1. [His Lordship after stating the facts and dealing with points not material to this report, proceeded.] Lastly, Mr. Gokhale argued that Section 24 was not at all attracted as there was no withholding of any essential supply or service by the landlords within the meaning of that section. This point had not been taken in the Courts below. His contention is that mere omission on the part of the landlord to repair the lift which was worn-out and had fallen into disuse would not amount to withholding of any essential amenity enjoyed by the tenant. He has drawn my attention to Explanation IT to the section in support of his contention and says that it is only such omissions as are described in that Explanation that may amount to the withholding of an essential supply or service. The Explanation says:
For the purposes of this section, withholding any essential supply or service shall include acts or omissions attributable to the landlord on account of which the essential supply or service is cut off by the local authority or any other competent authority.
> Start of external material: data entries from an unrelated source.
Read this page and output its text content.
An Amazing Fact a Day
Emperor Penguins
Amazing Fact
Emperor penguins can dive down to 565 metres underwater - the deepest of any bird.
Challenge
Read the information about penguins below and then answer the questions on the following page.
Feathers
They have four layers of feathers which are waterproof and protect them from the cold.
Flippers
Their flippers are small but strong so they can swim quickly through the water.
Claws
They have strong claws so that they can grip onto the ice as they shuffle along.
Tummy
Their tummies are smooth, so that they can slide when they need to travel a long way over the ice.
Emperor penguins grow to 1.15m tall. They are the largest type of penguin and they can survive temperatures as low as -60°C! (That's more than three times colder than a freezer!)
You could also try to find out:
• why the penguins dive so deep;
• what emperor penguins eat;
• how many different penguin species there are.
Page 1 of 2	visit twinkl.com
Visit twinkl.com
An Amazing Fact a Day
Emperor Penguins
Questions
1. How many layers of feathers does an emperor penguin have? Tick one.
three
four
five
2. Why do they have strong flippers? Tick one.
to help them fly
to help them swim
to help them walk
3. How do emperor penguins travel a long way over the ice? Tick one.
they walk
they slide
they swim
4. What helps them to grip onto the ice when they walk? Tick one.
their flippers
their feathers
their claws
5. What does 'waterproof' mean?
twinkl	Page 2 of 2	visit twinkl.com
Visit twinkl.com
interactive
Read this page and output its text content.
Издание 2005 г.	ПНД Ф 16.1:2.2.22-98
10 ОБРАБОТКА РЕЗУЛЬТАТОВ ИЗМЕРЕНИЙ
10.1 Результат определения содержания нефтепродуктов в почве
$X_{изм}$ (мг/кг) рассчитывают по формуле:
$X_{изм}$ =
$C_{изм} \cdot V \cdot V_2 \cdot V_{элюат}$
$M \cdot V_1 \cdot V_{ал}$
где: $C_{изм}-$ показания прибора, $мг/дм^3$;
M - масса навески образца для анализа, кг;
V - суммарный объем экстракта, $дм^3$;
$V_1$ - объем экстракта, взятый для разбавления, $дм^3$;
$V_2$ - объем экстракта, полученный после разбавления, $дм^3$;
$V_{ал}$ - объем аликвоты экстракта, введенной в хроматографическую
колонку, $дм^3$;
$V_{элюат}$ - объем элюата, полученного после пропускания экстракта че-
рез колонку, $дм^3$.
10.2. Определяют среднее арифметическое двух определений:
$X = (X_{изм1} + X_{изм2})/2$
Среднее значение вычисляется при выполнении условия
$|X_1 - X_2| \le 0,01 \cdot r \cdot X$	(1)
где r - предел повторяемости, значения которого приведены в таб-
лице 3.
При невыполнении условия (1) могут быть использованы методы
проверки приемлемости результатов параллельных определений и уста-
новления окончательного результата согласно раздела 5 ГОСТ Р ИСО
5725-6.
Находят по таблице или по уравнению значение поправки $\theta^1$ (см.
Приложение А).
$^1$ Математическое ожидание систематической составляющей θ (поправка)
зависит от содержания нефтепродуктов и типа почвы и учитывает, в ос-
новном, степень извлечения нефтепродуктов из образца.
2. It is not quite clear how this Explanation at all supports his contention. The Explanation is only an inclusive Explanation and far from supporting Mr. Gokhale's contention, it seems to me that the section and the Explanation clearly indicate that withholding any essential supply or service includes not merely those acts or omissions which are expressly described in the Explanation but also all other acts or omissions which themselves result in such supply or service being withheld. If the landlord locks the lift and makes it unavailable to his tenant, he has withheld an essential supply or service to him within the meaning of Section 24. If the landlord omits to effect necessary repairs to his lift or otherwise fails to keep it in working order and thus makes the lift unavailable, even then the result is the same; he has in fact withheld an essential supply or service to his tenant within the meaning of that section.
3. Mr. Gokhale referred to a decision of the Supreme Court reported inKanaiyalal Chandulal v. Indumati : 1958CriLJ814 , and submitted that certain observations of their Lordships of the Supreme Court in that case supported his contention. In that case, as the landlord's predecessor-in-title had made default in payment of municipal taxes the water supply had been cut off by the municipality early in May 1947. The landlord was called upon by the tenant to get the water connection restored, and if he failed to do so, prosecution under Section 24 of the Act was threatened. As the landlord had refused or neglected to have the water connection restored the tenant filed a complaint on June 14, 1954, for the prosecution of the landlord under Section 24 of the Act. Their Lordships of the Supreme Court held that Section 24 of the Bombay Rents, Hotel and Lodging House Rates Control Act, 1947, makes it essential that the particular essential supply should have been available for the use of the tenant at some time when the Act was in force. In the case before their Lordships the tenant had not shown that she had enjoyed the amenity of the supply of the tap-water from the municipality at any time after the Act came into force and, accordingly, it was held that the offence under Section 24(7) of the Act had not been brought home to the landlord. The decision itself is of no assistance to Mr. Gokhale in his present contention. He, however, relies upon the following observations of their Lordships (p. 931) :
It may also be pointed out that it is doubtful whether, before the second explanation was inserted into the section, as aforesaid, in 1953, the cutting off of the water supply by the municipality, or the omission of the landlord to take steps to have the connection restored, would have come within the mischief of the penal section. Supposing the second explanation was not there, could the prosecution attribute the cutting off of the connection by the municipality and the subsequent refusal of the landlord to get the connection restored, as an act or omission of the landlord within the meaning of Section 24(1)?
4. The argument is that it is only by reason of the Explanation certain omissions as described therein were included in the word 'with-hold' and the omission to effect repairs and put the lift in working conditions being not any such omission as is mentioned in the Explanation cannot amount to withholding any essential supply or service within the meaning of Section 24. I do not think there is any substance whatever in this argument. As I have already stated, the Explanation only refers to certain acts or omissions and does not mean that acts or omissions which themselves result in the withholding of an essential supply or service are not to be included in the word 'with-hold'. In fact, even in the passage from the judgment of the Supreme Court quoted above, their Lordships have described the expressions 'cutting off' or 'with-hold' (paraphrased as refusal to get the connection restored) as an act or omission of the landlord within the meaning of Section 24(1).
5. For the reasons stated above, I confirm the order of the lower Court and discharge the rule with costs.